Vatican defends duty to evangelise, accept converts

The Roman Catholic Church on Friday defended its "right and duty" to spread its message to non-believers and to welcome converts, particularly from other Christian churches.

A document from the Vatican's doctrinal department also rejected charges from some quarters that spreading the faith and receiving converts amounted to proselytism, or seeking new members aggressively or through coercion.

The document comes after the Russian Orthodox Church accused Catholics of trying to poach souls in the former Soviet Union and as a growing number of Anglicans are converting to Catholicism following deep divisions in their own Church.

The 19-page "Note on Some Aspects of Evangelisation," was written by the Vatican's Congregation for the Doctrine of the Faith, which Pope Benedict headed until his election as pontiff in 2005.

Evangelisation, the document said, was "an inalienable right and duty, an expression of religious liberty ...", adding that the right to share one's own faith with others is not respected in some countries.

It said the note had been made necessary to contrast notions, including from some Catholic theologians, that attempts to convince others of the primacy of Catholicism was a limitation of their freedom.

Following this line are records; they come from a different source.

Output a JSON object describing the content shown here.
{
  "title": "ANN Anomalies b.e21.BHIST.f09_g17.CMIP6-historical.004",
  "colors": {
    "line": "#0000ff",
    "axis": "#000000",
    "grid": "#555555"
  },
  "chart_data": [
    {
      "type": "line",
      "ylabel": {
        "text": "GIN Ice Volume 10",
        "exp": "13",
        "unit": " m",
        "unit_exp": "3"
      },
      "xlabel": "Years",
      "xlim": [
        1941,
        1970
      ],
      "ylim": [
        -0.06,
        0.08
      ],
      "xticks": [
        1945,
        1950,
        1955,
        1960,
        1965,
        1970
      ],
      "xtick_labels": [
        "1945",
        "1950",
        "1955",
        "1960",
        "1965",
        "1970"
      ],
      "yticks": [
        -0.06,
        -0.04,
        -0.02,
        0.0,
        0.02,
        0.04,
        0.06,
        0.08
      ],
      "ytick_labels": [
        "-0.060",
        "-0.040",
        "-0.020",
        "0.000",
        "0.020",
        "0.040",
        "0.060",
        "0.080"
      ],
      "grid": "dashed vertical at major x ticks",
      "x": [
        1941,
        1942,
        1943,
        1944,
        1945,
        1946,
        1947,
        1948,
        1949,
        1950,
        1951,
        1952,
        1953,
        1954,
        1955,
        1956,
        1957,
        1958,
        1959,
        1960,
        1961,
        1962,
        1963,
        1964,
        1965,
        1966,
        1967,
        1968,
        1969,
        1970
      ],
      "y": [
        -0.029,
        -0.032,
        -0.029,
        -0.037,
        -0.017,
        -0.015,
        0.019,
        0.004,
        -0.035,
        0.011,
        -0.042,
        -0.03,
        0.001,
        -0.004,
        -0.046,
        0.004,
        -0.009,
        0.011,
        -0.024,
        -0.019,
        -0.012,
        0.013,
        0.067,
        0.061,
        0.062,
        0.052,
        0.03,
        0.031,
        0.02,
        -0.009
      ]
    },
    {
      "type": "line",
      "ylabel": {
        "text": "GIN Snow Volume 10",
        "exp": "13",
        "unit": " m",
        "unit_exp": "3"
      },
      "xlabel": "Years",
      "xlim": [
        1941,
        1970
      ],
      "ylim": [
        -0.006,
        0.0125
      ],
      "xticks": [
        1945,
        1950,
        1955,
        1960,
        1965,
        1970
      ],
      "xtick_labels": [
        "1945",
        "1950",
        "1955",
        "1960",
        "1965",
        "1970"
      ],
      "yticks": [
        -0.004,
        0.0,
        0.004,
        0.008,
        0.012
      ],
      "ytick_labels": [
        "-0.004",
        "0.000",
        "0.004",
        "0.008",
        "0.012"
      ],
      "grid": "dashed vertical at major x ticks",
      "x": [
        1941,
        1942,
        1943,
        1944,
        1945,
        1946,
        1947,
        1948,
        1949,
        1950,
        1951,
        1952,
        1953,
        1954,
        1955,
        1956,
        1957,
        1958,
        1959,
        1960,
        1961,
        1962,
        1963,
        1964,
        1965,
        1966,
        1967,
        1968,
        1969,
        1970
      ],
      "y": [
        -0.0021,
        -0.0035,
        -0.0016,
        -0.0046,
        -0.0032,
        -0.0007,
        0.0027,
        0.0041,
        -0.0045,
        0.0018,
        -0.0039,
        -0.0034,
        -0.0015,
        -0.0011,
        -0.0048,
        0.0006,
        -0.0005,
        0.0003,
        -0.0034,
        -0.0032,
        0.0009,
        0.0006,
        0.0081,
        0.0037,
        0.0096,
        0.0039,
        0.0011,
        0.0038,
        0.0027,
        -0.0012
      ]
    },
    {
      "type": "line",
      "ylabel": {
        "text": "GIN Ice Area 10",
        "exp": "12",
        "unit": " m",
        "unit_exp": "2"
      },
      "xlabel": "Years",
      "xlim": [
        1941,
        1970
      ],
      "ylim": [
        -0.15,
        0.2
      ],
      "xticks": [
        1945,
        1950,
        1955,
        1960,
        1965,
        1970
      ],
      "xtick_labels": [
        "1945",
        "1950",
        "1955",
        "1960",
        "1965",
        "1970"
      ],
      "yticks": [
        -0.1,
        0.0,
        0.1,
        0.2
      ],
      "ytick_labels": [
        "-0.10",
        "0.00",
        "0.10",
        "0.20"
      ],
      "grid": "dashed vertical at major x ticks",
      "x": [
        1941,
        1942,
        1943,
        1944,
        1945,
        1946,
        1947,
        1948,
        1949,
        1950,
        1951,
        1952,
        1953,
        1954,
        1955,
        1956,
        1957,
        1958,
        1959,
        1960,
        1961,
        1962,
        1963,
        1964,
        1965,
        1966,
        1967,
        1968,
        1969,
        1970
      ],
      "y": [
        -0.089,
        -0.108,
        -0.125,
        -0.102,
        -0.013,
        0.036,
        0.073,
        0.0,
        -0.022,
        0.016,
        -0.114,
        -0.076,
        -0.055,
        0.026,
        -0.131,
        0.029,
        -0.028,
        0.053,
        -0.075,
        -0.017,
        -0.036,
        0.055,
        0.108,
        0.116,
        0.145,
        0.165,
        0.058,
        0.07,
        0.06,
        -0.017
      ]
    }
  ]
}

"The incorporation of new members into the Church is not the expansion of a power group, but rather entrance into the network of friendship with Christ which connects heaven and earth, different continents and age. It is entrance into the gift of communion with Christ ...," the document said.


CONVERSIONS

Previous documents by the same doctrinal department have angered other Christians. Last July, one such document said Christian denominations outside Roman Catholicism were not full churches of Jesus Christ.

One section of Friday's document was dedicated to how Catholics should deal with conversions from other Christian churches.

It said that when other Christians asked to become Catholics "for reasons of conscience" and because they are "convinced of Catholic truth" this should be seen as a divinely inspired "expression of freedom of conscience and of religion."

In recent years a growing number of Anglicans, opposed to the ordination of women and gay bishops, have asked to convert to Catholicism. Three former bishops of the Episcopal Church, the United States wing of Anglicanism, have converted this year.

Former British Prime Minister Tony Blair is expected to convert to Catholicism soon.

The Vatican is working on a missionary "code of conduct" with Protestant, Anglican, Orthodox and evangelical leaders to help reduce tensions among Christians and with other faiths that have been caused by aggressive evangelisation drives.

Vigorous evangelisation by Pentecostal and evangelical missionaries in developing countries has angered Muslims and Hindus and led to arrests of missionaries and converts as well as anti-conversion laws in some countries.